Recently, Mayes was in Oregon’s capital to help battle against the Bottle Bill, which will require grocery stores to take in more recyclable containers. The company currently recycles more than 450,000 tons of material each year. “The Bottle Bill increases costs and raises a number of health and safety issues,” Mayes said. “We support recycling at curbside and redemption centers in our parking lots. We just don’t want products returned to our stores, where contamination from dirty cans and bottles could occur.”
Mayes tackles similar issues affecting Safeway’s 1,775 retail stores, located across 21 states. Despite the enormity of the job, he still makes community service a priority. Mayes has volunteered his time to a number of legal aid organizations in California since the early 1990s. Today, he is a board member and former chair of the Law Center for Families in Oakland, which provides low-cost legal services to the community. “I like having the ability to make a difference in people’s lives,” he said. “The greatest thing anyone can do is give to others in need.
“When I think of my life, I feel fortunate that I’ve been able to accomplish some really cool things,” he said. “But I won’t ever put my feet up and say that I’ve arrived.
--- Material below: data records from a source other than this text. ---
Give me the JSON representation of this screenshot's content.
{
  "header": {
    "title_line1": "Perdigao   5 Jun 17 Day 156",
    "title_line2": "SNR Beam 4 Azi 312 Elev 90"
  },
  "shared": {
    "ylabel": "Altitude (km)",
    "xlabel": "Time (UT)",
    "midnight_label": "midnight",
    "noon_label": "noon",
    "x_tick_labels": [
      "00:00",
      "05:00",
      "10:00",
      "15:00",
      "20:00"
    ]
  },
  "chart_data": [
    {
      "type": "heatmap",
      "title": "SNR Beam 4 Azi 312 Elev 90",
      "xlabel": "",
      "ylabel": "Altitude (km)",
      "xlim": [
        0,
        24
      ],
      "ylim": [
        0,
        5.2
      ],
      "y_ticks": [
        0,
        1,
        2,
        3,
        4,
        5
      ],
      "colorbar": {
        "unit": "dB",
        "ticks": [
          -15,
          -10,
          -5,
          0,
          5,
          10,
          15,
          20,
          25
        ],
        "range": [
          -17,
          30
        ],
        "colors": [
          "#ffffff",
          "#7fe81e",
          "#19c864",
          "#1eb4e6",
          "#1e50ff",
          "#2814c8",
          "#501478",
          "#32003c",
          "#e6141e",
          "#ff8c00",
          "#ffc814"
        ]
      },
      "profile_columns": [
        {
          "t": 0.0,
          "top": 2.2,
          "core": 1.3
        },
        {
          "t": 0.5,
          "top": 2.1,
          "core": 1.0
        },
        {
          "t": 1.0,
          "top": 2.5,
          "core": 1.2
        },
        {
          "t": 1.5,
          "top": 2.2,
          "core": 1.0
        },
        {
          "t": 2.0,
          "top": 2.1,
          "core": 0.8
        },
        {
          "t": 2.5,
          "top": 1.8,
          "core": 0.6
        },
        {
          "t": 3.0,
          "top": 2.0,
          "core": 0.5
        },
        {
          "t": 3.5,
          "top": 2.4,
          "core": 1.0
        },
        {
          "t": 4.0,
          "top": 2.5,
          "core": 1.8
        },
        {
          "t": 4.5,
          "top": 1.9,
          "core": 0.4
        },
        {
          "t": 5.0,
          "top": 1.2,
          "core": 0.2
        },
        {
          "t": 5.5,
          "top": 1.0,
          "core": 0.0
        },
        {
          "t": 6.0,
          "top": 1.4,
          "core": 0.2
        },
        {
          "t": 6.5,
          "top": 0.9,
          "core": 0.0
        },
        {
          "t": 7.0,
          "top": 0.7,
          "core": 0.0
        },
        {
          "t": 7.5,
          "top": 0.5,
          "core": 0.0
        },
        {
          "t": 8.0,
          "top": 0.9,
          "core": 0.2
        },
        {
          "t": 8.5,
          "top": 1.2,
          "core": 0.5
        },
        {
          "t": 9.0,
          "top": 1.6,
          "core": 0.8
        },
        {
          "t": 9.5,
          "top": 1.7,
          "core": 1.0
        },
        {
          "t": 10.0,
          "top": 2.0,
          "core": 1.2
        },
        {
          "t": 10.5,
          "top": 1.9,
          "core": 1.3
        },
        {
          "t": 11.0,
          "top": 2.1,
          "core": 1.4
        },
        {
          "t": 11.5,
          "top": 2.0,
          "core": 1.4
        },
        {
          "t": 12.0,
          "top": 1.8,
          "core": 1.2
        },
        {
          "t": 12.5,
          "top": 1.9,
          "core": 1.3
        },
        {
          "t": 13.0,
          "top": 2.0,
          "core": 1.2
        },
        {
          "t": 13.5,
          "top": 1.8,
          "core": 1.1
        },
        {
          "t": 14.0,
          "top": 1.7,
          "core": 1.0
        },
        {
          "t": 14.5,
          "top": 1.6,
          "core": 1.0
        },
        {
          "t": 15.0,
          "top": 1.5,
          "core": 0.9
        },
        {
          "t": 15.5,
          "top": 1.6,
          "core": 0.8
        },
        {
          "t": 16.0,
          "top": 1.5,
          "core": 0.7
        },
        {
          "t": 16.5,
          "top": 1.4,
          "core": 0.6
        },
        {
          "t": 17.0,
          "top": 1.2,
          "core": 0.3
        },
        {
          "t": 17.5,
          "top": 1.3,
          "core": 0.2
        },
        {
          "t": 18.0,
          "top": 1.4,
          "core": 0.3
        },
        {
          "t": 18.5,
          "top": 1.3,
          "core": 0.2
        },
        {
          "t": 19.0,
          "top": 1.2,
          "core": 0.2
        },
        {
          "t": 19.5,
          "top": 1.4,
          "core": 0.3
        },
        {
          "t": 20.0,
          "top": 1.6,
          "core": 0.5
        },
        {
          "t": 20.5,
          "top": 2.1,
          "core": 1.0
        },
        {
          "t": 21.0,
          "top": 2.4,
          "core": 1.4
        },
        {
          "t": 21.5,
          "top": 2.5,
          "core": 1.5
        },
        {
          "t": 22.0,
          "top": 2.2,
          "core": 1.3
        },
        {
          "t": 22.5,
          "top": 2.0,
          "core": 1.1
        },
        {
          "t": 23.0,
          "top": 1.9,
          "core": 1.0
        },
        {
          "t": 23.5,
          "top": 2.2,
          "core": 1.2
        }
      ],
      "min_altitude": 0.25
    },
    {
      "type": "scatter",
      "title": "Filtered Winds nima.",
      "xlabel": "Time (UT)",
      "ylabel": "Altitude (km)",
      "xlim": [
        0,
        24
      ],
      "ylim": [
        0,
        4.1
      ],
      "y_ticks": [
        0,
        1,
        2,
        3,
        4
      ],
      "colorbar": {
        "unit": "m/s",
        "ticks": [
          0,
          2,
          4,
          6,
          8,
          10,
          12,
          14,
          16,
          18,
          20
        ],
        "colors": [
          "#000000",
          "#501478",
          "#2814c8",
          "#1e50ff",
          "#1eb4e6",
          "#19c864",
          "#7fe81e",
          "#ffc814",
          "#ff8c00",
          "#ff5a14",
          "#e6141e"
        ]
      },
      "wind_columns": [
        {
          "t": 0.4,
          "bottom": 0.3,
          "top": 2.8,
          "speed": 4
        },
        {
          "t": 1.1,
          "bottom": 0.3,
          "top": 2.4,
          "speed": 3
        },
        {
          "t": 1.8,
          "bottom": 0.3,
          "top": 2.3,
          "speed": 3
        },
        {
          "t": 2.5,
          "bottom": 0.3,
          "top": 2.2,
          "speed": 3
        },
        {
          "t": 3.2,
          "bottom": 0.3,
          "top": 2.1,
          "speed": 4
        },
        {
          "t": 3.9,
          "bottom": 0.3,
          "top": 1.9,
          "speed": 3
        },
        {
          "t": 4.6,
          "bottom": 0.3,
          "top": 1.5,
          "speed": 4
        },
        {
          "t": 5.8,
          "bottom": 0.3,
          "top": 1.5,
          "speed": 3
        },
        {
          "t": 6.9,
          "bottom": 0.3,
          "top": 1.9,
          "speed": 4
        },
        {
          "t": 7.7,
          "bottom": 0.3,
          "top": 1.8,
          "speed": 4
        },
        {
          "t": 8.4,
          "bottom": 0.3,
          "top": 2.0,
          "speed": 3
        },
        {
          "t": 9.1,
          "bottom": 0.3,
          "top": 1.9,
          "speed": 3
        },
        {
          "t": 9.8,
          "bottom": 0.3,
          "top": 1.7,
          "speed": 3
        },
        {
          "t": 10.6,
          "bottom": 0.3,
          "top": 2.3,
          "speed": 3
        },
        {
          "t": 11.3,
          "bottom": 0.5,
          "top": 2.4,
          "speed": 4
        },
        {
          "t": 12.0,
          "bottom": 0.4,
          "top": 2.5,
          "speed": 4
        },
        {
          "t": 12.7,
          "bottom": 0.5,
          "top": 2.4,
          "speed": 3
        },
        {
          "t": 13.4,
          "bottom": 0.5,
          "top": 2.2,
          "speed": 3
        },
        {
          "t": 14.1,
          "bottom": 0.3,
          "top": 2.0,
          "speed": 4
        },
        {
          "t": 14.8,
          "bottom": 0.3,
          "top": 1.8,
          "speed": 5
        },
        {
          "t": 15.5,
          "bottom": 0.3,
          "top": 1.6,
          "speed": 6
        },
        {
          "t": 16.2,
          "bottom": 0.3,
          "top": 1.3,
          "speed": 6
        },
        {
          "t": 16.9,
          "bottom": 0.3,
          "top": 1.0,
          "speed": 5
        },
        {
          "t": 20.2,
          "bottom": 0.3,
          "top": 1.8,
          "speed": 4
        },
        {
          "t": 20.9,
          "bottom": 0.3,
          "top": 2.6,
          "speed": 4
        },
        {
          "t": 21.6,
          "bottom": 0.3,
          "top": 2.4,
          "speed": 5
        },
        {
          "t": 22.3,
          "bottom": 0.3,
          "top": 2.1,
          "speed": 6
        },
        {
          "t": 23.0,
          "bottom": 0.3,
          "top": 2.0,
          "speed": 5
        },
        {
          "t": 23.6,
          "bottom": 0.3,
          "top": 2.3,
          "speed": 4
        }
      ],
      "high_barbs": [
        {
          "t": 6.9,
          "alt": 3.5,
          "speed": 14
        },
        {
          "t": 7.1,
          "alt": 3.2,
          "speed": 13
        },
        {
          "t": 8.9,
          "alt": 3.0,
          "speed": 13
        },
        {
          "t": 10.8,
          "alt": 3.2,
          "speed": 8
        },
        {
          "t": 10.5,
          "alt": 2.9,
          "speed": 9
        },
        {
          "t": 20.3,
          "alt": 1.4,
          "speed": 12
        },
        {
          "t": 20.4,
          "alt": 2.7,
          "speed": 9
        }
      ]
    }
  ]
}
I’m always looking ahead to the next challenge.”
For Mayes, that may mean accomplishing one of the many items on his ‘life’s to-do’ list, which includes running a marathon every year until he turns 80.
Mayes ran his first marathon in 1987, with little training and no experience. “It was just one of those things on my to-do list,” he explained. “After the marathon, I crossed it off the list and moved on to other things. About 10 years passed before I started wondering if I trained harder and used better judgment about nutrition that I could do better.”
So 10 years after running the first marathon, Mayes trained for and ran a second, improving on his initial time. Since then, he has competed in 13 events, including three Boston Marathons.
In 2001, when a hamstring injury sidelined him from running, he decided to cross train on bicycles. “Then I realized that if I could swim, too, I could do a sprint triathlon,” he said. “When I started, I swam a quarter mile and almost drowned. I started to hyperventilate. But rather than give up, I decided, ‘I can do better.’”
And he did. The following year, Mayes competed in a half Ironman triathlon. By 2005, he had trained well enough to compete in a full Ironman competition — swimming 2.4 miles, biking 112 miles and running 26.2 miles. “I really like the challenge of it, the discipline that it takes, so I plan to compete in more of them,” he said.
“I’ve set some hard goals for myself and accomplished many of them, in business and athletics,” he said. “For me, I have to set hard goals or they just don’t count. I don’t strive for perfection, I just want to look back on my life and be able to say that I did my best.”